日本人とは何か。東京とは何か。初沢はそれをここ10年、考え続けているという。

「北朝鮮でも東北でも沖縄でも、私は日本人とは何かを考えてきた。その意味では今回の作品もその地続きにあります。コロナ禍で右往左往した東京人の自画像がそこにはある。自分たちの行動の何が正しかったのか、何が非科学的だったのか、どのような同調圧力によって我々は行動したのか。自分たちの行動を振り返ることは日本人の歴史の振り返ることです。他国に被害を受けたことも他国に被害を与えたことを等しく忘れるという特性にもつながります。この写真集が10年後、20年後に『忘れないための資料』となり得れば」

同じ日本人でも、世代によって変化が生まれている。初沢は驚くべき現象にも向き合うことになる。

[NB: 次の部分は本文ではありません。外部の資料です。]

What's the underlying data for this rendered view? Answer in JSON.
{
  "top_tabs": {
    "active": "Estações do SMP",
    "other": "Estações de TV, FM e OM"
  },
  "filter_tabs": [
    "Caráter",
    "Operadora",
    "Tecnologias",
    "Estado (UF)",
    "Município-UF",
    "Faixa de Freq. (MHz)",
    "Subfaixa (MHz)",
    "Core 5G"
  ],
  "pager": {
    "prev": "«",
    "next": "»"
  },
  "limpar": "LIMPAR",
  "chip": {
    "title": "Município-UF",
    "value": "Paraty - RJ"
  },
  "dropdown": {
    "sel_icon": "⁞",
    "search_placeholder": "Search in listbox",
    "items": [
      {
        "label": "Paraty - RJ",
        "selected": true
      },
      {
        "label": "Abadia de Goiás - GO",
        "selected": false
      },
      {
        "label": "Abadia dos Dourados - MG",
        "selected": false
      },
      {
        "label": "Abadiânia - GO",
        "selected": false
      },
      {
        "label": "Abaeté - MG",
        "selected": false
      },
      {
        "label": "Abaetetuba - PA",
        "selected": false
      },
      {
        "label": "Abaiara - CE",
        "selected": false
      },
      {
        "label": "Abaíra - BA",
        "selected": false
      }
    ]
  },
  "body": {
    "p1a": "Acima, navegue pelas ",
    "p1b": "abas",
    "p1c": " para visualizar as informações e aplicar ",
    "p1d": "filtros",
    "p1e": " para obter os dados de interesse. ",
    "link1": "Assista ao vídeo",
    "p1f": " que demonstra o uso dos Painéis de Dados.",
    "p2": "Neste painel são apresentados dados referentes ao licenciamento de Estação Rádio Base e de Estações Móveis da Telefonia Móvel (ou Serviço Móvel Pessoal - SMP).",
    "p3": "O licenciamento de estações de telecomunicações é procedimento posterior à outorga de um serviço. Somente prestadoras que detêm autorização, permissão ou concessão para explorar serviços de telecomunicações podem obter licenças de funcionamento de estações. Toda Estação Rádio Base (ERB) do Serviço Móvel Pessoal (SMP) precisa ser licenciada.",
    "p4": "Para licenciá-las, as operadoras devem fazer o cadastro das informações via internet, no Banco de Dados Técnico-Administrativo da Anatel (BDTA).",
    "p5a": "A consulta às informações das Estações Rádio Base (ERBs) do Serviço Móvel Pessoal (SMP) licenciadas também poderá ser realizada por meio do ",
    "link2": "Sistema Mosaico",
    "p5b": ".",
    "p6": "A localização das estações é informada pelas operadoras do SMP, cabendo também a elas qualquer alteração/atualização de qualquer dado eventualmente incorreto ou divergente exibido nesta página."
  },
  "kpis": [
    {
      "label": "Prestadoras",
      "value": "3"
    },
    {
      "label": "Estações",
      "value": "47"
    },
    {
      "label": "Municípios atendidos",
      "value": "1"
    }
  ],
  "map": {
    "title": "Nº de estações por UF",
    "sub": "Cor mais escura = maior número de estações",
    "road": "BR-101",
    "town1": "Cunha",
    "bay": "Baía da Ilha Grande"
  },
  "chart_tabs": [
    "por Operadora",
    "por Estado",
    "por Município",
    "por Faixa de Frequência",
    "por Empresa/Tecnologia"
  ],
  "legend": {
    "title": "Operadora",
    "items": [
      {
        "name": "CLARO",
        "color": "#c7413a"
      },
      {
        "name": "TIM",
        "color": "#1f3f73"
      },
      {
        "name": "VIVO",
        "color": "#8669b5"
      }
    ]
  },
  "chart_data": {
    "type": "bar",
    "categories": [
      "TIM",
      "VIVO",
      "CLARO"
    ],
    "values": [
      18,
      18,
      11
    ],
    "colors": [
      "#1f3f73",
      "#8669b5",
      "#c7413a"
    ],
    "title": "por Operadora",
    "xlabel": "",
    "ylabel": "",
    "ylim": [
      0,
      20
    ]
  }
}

「都内の感染率が1%になった頃でも、日本人のマスク着用率は100%に近かった。顔を隠して自撮りしている女の子たちを見たとき、一体どういうことなんだと思いました。それくらい、コロナ禍以前から、日本人は自分を隠したい特性を持つのかもしれないと感じました。それを匿名性という言葉で括るのは簡単ですが、名前だけではなく、もっと関係性において自分を消しておくと楽だという思いがあるのではないか」

写真は1枚の事実である。そしてそこに何を感じるかは、見る者の自由だ。写真家は撮った写真に促され、さらにまた次の景色を探すのだろう。